Last year a heavy, wet snowfall hampered hunter’s efforts on the first day and this season could pose similar problems.

The recent cold spell could force bears into hibernation before opening day, and Kapral said his complaints dropped off once the temperatures plummeted.

“There are still going to be some bears out there, and hunters will have to put on drives to get them moving,” he said.

Ternent predicted hunters should take 3,500 bears this season if good weather prevails, and of those approximately 30 will take a bear weighing 500 pounds or more.

Since 1992, six bears with an estimated live weight of 800 pounds or more have been taken in Pennsylvania. The possibility of another 800-pounder being taken by a hunter is always in play when Pennsylvania’s bear season opens, and the heaviest bears taken typically come from the state’s Northeast.

Kapral said the largest bear he has ever seen was a 750-pound male in Monroe County.

“It was denning under a cabin and we had to move it,” he said. “After we tranquilized it, we used a 4-by-8 sheet of plywood as a stretcher to move it. That bear covered the entire sheet.”

Kapral said the size of Pennsylvania’s bears still impresses him, and he’s hoping to see a few more big ones harvested by hunters this season.

“It’s amazing how something that big can be so docile. They’re nothing but muscle, teeth and claws, and you can’t help but admire something like that,” Kapral said.

Bear season facts

• A bear license is required to participate in any bear season.
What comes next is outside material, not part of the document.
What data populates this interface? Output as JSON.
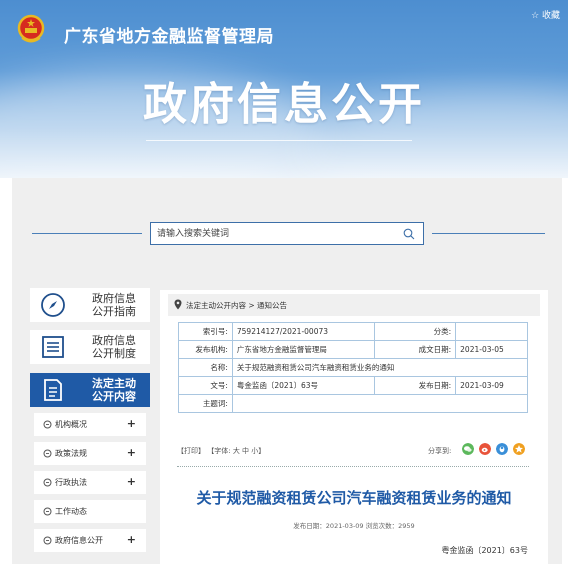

• Only one bear may be harvested per license year from all seasons combined.

• A hunter who harvests a bear must complete all information on his or her bear harvest tag and attach it to the ear of the animal immediately after harvest and before the carcass is moved. In addition, within 24 hours, hunters who kill a bear must take it, along with their general hunting and bear licenses, to a Game Commission check station for examination. Bear check stations are maintained at the agency’s six regional offices and at other locations listed on page 41 in the 2008-09 Hunting and Trapping Digest.

• Once a hunter has used his or her bear harvest tag, it is unlawful to possess it in the field. Also, hunters are reminded to remove old licenses from their holder before placing a new one in it. If you keep an old license in the holder, you might accidentally use it to tag big game and unintentionally violate the law.

• It is unlawful to kill a bear in a den; use a radio to locate a bear that has a radio transmitter attached to it; hunt in areas where artificial or natural bait, hay, grain, fruit, nuts, salt, chemicals, minerals, including residue or other foods are used, or have been used, as an enticement to lure wildlife within the past 30 days; use scents or lures; pursue bears with dogs; or to hunt bears in a party of more than 25 persons.

• During the regular and extended bear seasons, hunters are required to wear at all times 250 square inches of fluorescent orange on their head, chest and back combined, visible 360 degrees, while hunting in either of the black bear firearms seasons. In WMUs where the archery bear season and fall wild turkey season run concurrently, bowhunters when moving are required to wear a hat containing 100 square inches of solid fluorescent orange. The hat may be removed when the hunter is stationary or on stand. Those WMUs affected by this requirement are 2D, 2G, 3A and 4D.

• Bears may be hunted with: manually operated center-fire rifles, handguns and shotguns with an all-lead bullet or ball, or a bullet designed to expand on impact – buckshot is illegal; muzzle-loading long guns 44-caliber or larger; long, recurve or compound bows or crossbows with broadheads of cutting-edge design. Crossbows must have a minimum draw weight of 125 pounds and cannot exceed 200 pounds.

• It is unlawful to intentionally lay or place food, fruit, hay, grain, chemicals, salt or other minerals that might cause bears to congregate or habituate in an area.